Race week - first practice (with 45 other cars on the track) and things just didn't "feel good".  We ran decent speeds, but, even with fresh Goodyear tires, were well off our test day times and substantially behind the leaders. (More work and adjustments as we tried not to do "too much", but just enough.)

1st qualifier - things felt about the same as Monday, but we tried harder to set up a good lap. Too many cars and we never managed to get in the right place. Didn't feel good about it, but ended up 4th on the grid - not bad considering how it felt.

2nd.qualifier - some tire pressure adjustments and a couple more small changes - felt about the same as the previous 2 days - not good. We didn't do very well in finding the right (empty) spot again and went even slower. Expecting the worst, we were pleasantly surprised to find ourselves still pretty high on the grid in 5th - losing only one spot.

3rd qualifier - RAIN - having raced at Mid Ohio in the rain a couple of times before, we elected to stand on the sidelines and watch (no desire to repair the car with an all night effort). It was obvious that no one would move up on the grid so the potential for disaster far outweighed the potential for gaining valuable information.

Race day warmup - car felt pretty good. Better than recently, but we still didn't go very fast - but we didn't TRY either, we were scrubbing in tires for the race.

RACE - On Wednesday night, the weather had turned COLD and got worse. It rained all day Wed, most of the day Thurs and most of the day Friday - getting colder as time progressed.  This day (Saturday) we found ourselves standing on the COLD grid in a light blowing snow mixed with sleet and a bit of rain.  Although it looked pretty ugly as we rolled onto the track, it did not get any worse and had even stopped by the time the green flag fell.

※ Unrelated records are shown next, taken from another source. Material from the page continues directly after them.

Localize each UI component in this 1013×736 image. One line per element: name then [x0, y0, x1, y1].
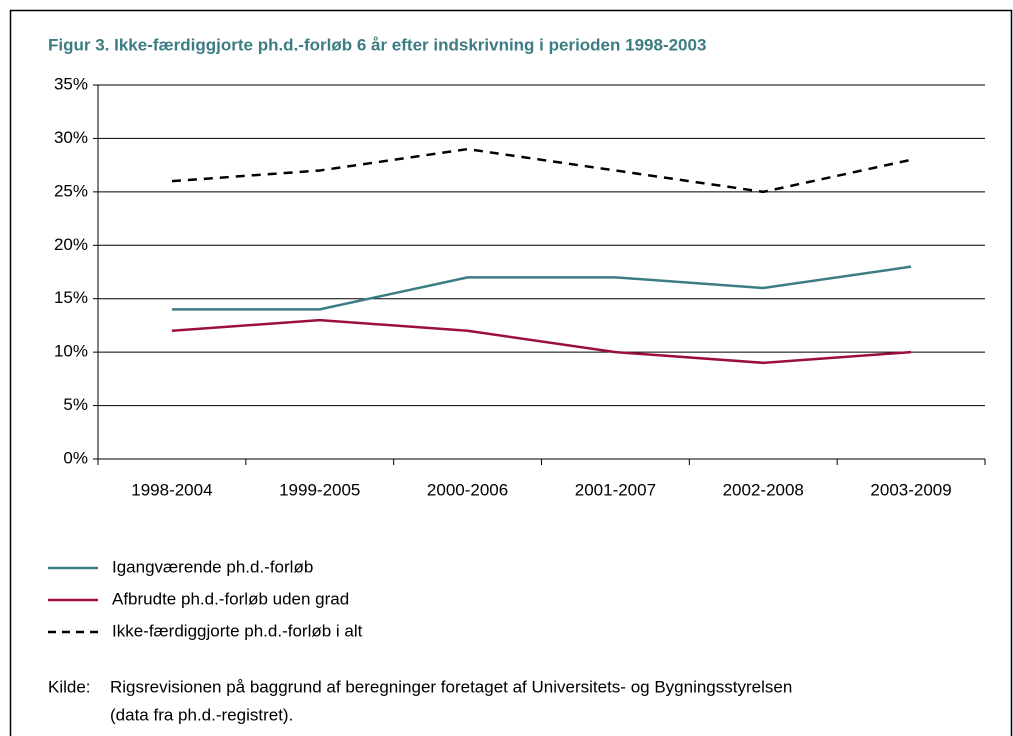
- series-line: [171, 318, 912, 365]
- chart-title: Figur 3. Ikke-færdiggjorte ph.d.-forløb …: [48, 35, 706, 54]
- y-tick-label: 15%: [54, 288, 88, 307]
- y-tick-label: 30%: [54, 128, 88, 147]
- x-tick-label: 1999-2005: [279, 480, 360, 499]
- y-tick-label: 25%: [54, 181, 88, 200]
- legend-label: Igangværende ph.d.-forløb: [112, 557, 313, 576]
- series-line: [171, 147, 912, 194]
- source-text: Rigsrevisionen på baggrund af beregninge…: [110, 677, 792, 696]
- x-tick-label: 2003-2009: [870, 480, 951, 499]
- y-tick-label: 20%: [54, 235, 88, 254]
- x-tick-label: 1998-2004: [131, 480, 212, 499]
- y-tick-label: 35%: [54, 74, 88, 93]
- legend-label: Ikke-færdiggjorte ph.d.-forløb i alt: [112, 621, 363, 640]
- x-tick-label: 2000-2006: [427, 480, 508, 499]
- legend-label: Afbrudte ph.d.-forløb uden grad: [112, 589, 349, 608]
- y-tick-label: 0%: [63, 448, 88, 467]
- series-line: [171, 265, 912, 311]
- x-tick-label: 2001-2007: [575, 480, 656, 499]
- frame: [9, 9, 1013, 736]
- y-tick-label: 5%: [63, 395, 88, 414]
- source-text: (data fra ph.d.-registret).: [110, 705, 293, 724]
- y-tick-label: 10%: [54, 342, 88, 361]
- source-label: Kilde:: [48, 677, 91, 696]
- x-tick-label: 2002-2008: [723, 480, 804, 499]
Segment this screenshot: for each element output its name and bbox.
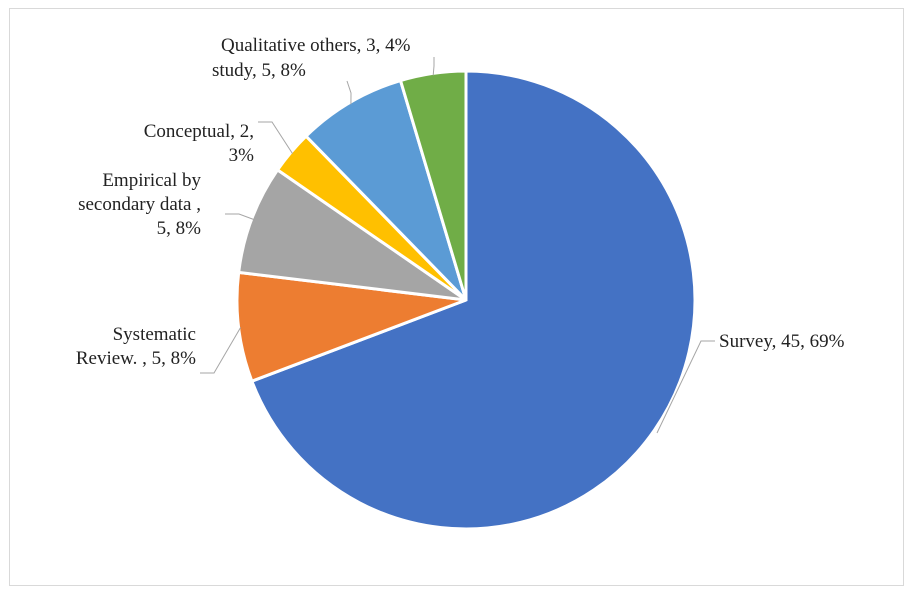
leader-line-2 xyxy=(225,213,254,220)
data-label-0: Survey, 45, 69% xyxy=(719,331,845,352)
data-label-4: study, 5, 8% xyxy=(212,60,306,81)
leader-line-5 xyxy=(432,57,435,76)
data-label-1: Systematic Review. , 5, 8% xyxy=(76,324,196,369)
leader-line-4 xyxy=(346,80,352,105)
pie-slice-1 xyxy=(235,270,467,384)
pie-slice-4 xyxy=(303,78,468,302)
data-label-5: Qualitative others, 3, 4% xyxy=(221,35,411,56)
pie-slice-0 xyxy=(249,69,697,531)
leader-line-1 xyxy=(200,327,242,374)
data-label-3: Conceptual, 2, 3% xyxy=(144,121,254,166)
leader-line-0 xyxy=(656,340,715,434)
leader-line-3 xyxy=(258,121,293,154)
data-label-2: Empirical by secondary data , 5, 8% xyxy=(78,170,201,239)
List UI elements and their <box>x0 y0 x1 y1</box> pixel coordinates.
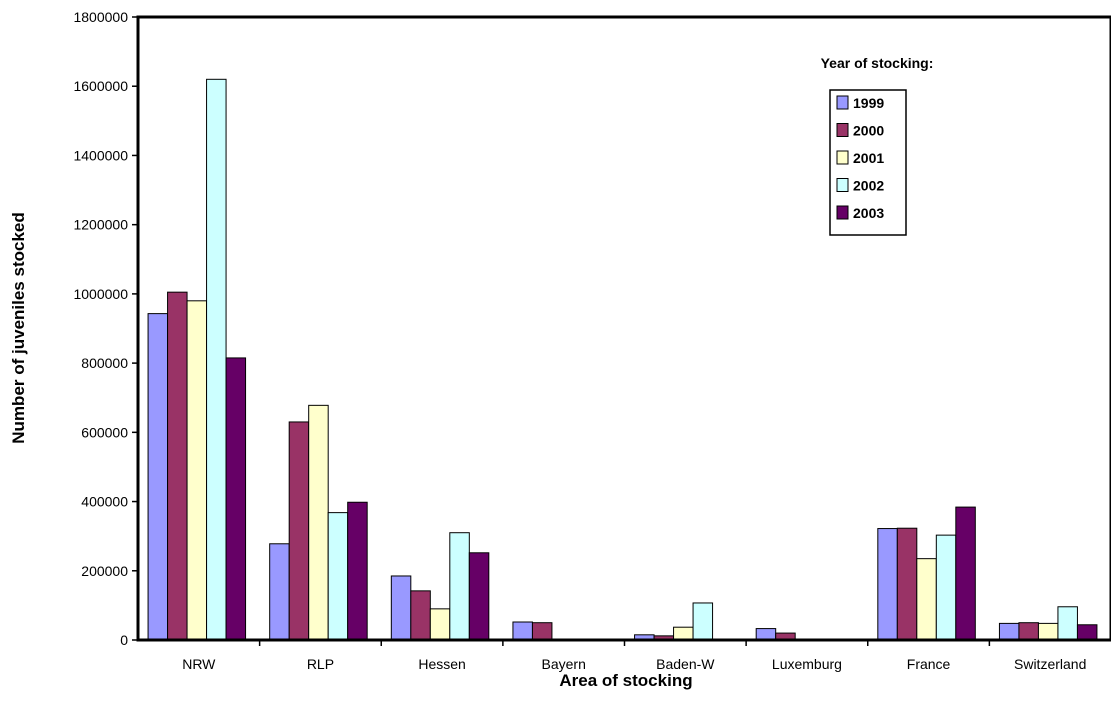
legend-swatch-2003 <box>836 205 849 220</box>
bar-nrw-2002 <box>206 78 227 641</box>
bar-hessen-2000 <box>410 590 431 641</box>
legend-entries: 1999 2000 2001 2002 2003 <box>836 95 884 221</box>
legend: Year of stocking: 1999 2000 2001 2002 2003 <box>821 55 934 236</box>
legend-swatch-2001 <box>836 150 849 165</box>
y-tick-label: 1200000 <box>73 217 128 233</box>
x-tick-label: France <box>907 656 951 672</box>
bar-nrw-2003 <box>225 357 247 641</box>
bar-rlp-2001 <box>308 404 329 641</box>
bar-bayern-2000 <box>531 622 553 641</box>
x-tick-label: NRW <box>182 656 216 672</box>
y-tick-label: 0 <box>120 632 128 648</box>
y-tick-label: 1000000 <box>73 286 128 302</box>
bar-hessen-1999 <box>390 575 412 641</box>
x-axis-label: Area of stocking <box>559 671 692 690</box>
y-tick-label: 800000 <box>81 355 128 371</box>
legend-label-2002: 2002 <box>853 178 884 194</box>
legend-swatch-2002 <box>836 178 849 192</box>
bar-rlp-2003 <box>347 501 368 641</box>
x-tick-label: Switzerland <box>1014 656 1086 672</box>
bar-france-2003 <box>955 506 976 641</box>
bar-france-1999 <box>877 528 898 641</box>
y-tick-label: 1400000 <box>73 147 128 163</box>
bar-france-2002 <box>935 534 957 641</box>
legend-label-2003: 2003 <box>853 205 884 221</box>
legend-label-2000: 2000 <box>853 123 884 139</box>
bar-rlp-1999 <box>269 543 290 641</box>
legend-swatch-1999 <box>836 95 849 110</box>
bar-switzerland-2003 <box>1076 624 1098 641</box>
bars <box>147 78 1098 641</box>
x-tick-label: RLP <box>307 656 334 672</box>
bar-switzerland-2000 <box>1018 622 1039 641</box>
bar-rlp-2002 <box>327 512 349 641</box>
x-tick-label: Luxemburg <box>772 656 842 672</box>
y-tick-label: 200000 <box>81 563 128 579</box>
bar-switzerland-2002 <box>1057 606 1078 641</box>
bar-switzerland-1999 <box>998 622 1020 641</box>
bar-nrw-1999 <box>147 313 169 641</box>
x-tick-label: Baden-W <box>656 656 715 672</box>
bar-rlp-2000 <box>288 421 310 641</box>
bar-nrw-2000 <box>167 291 188 641</box>
bar-baden-w-2002 <box>692 602 714 641</box>
x-tick-label: Bayern <box>542 656 586 672</box>
y-axis-label: Number of juveniles stocked <box>9 212 28 443</box>
bar-bayern-1999 <box>512 621 533 641</box>
x-tick-label: Hessen <box>418 656 465 672</box>
bar-luxemburg-1999 <box>755 628 777 641</box>
y-tick-label: 400000 <box>81 494 128 510</box>
legend-label-2001: 2001 <box>853 150 884 166</box>
x-axis-ticks: NRW RLP Hessen Bayern Baden-W Luxemburg France… <box>182 640 1086 672</box>
bar-hessen-2003 <box>468 552 490 641</box>
bar-france-2001 <box>916 558 937 641</box>
y-tick-label: 1600000 <box>73 78 128 94</box>
bar-baden-w-2001 <box>673 626 694 641</box>
y-tick-label: 1800000 <box>73 9 128 25</box>
bar-hessen-2002 <box>449 532 470 641</box>
bar-switzerland-2001 <box>1037 622 1059 641</box>
y-tick-label: 600000 <box>81 424 128 440</box>
legend-swatch-2000 <box>836 123 849 137</box>
legend-label-1999: 1999 <box>853 95 884 111</box>
y-axis-ticks: 0 200000 400000 600000 800000 1000000 1200000 1… <box>73 9 138 648</box>
bar-nrw-2001 <box>186 300 208 641</box>
bar-hessen-2001 <box>429 608 451 641</box>
bar-france-2000 <box>896 527 918 641</box>
legend-title: Year of stocking: <box>821 55 934 71</box>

Although I managed to hold my position through the first lap, as usual I lost a few positions as racers willing to die made moves that pointed to certain disaster at the end of the back straight.  Miraculously, the disaster didn't occur - at least right away so I bided my time, dropping as far back as 9th or 10th before things settled down enough to actually start racing.  As the laps wore down, I worked my way back up to 4th position, but was making no ground on the guys in front of me - just couldn't get down the straightaways as fast as I needed to. Thinking I had 4th wrapped up, I was a bit caught out by a car diving inside of me at the end of the straight on the last lap.  Although I could have made it a bit more difficult for him to complete the pass, it didn't seem fruitful at the time - it wasn't a podium position and I would have had to move farther than might be considered "reasonable" to block the attempt.   SO!......

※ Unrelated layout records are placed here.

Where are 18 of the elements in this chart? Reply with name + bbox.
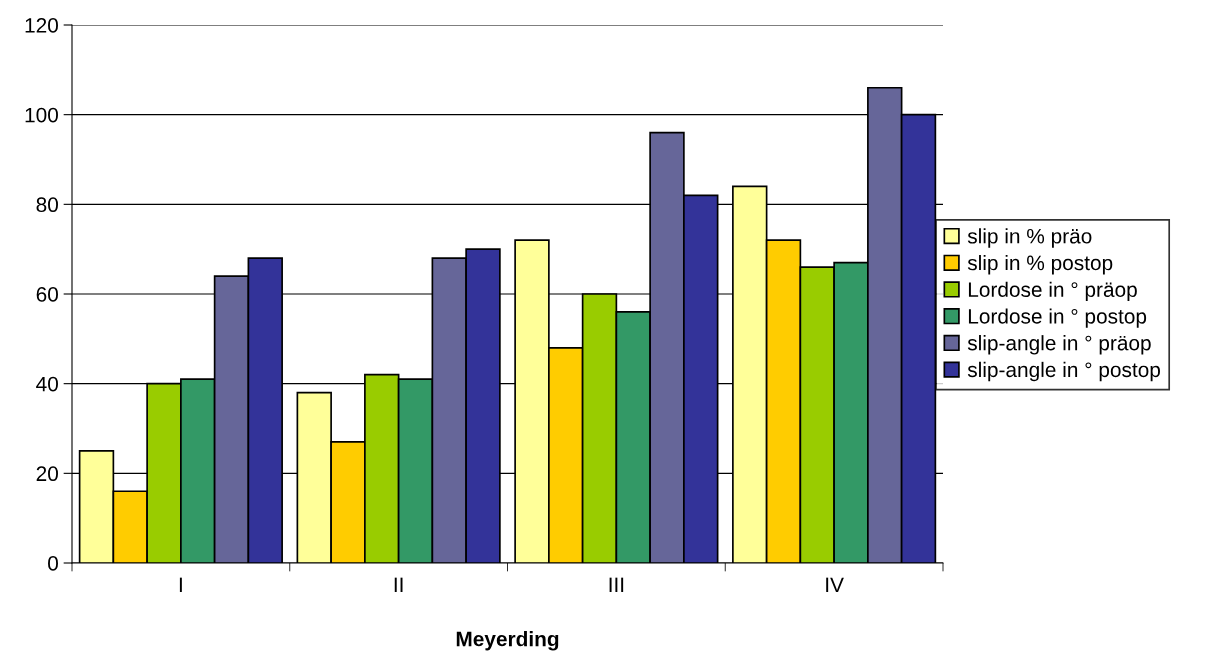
y-tick-label: 60 [36,287,58,302]
y-tick-label: 40 [36,376,58,392]
y-tick-label: 80 [36,197,58,213]
y-tick-label: 100 [25,107,58,123]
legend-label: Lordose in ° präop [968,281,1137,302]
x-tick-label: I [179,577,182,592]
legend-label: slip-angle in ° präop [967,335,1151,355]
legend-label: slip in % postop [967,254,1113,275]
legend-label: Lordose in ° postop [968,308,1147,328]
x-tick-label: II [394,577,403,592]
x-tick-label: IV [826,577,844,592]
x-axis-title: Meyerding [456,631,559,651]
y-tick-label: 20 [36,466,58,482]
x-tick-label: III [609,577,624,592]
y-tick-label: 0 [48,556,58,571]
legend-label: slip in % präo [967,228,1092,248]
y-tick-label: 120 [25,18,58,33]
legend-label: slip-angle in ° postop [967,361,1161,382]
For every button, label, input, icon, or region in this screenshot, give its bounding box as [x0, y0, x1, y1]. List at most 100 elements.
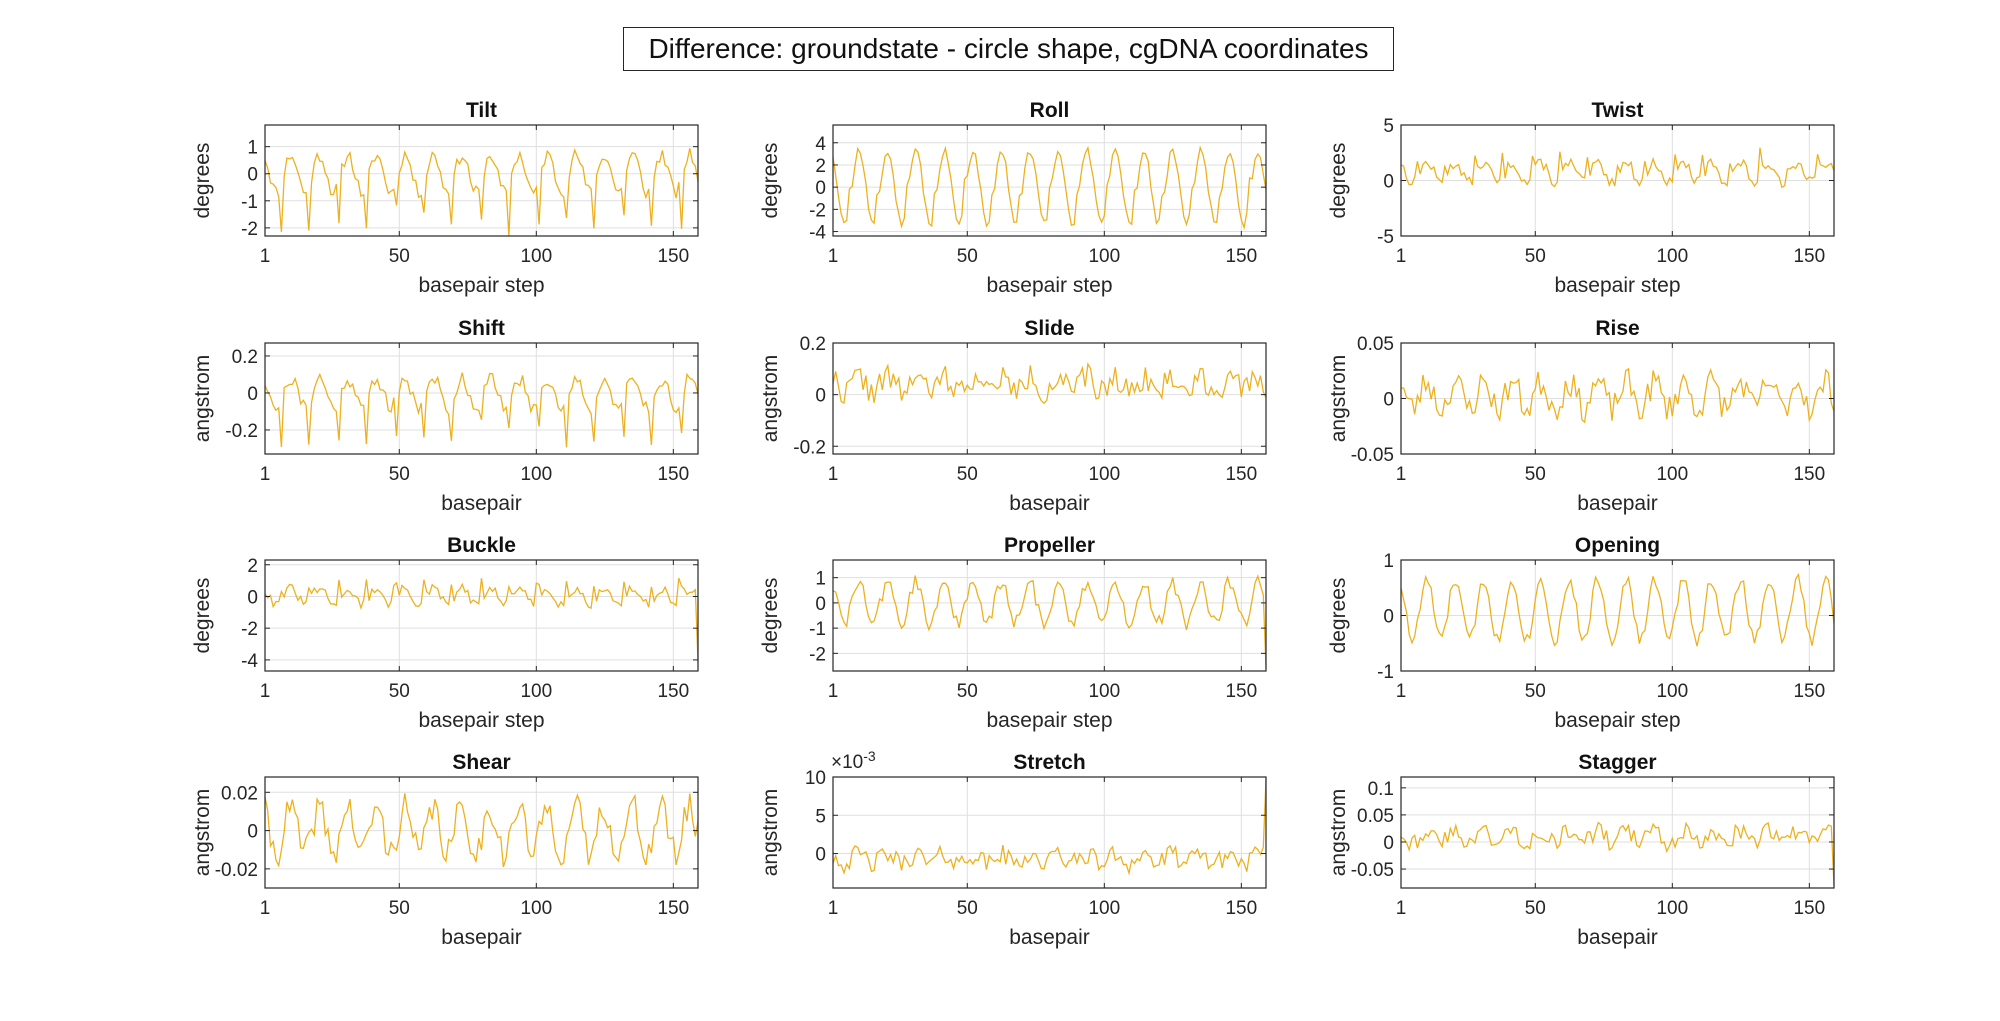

Finishing in impound again can't be considered all bad, I think. A solid 5th - right on the heels of 4th and within site of 1st at the end - AND, with a complete, undamaged car!! Couple that with the SEDIV title and - not a bad year at all! :-)

Now we have a couple of months to recuperate and come up with some new tricks for the car (and the DRIVER!).

Looking forward to 2001!

Steve and the Wedge Racing Team
With special thanks to my "Ohio Crew" - Jerry and Jeremy who live near the track and without whom I would not be able to manage my trips to Mid Ohio - much less an entire week at the Runoffs by myself.  It is quite a comfort to have good friends who can take the time to help out and truly participate in this addictive hobby. Speaking of addictive - Jeremy purchased a F500 earlier this year and just might be in the Runoffs on his OWN next year -whatamIgonnadothen??? - JEERRRYYY? <G>!

Kudos also go out to all the volunteer race staff who so gamely stood out in (and often slept in) that miserable weather - just for that opportunity to get a glimpse of themselves on Speedvision <g>.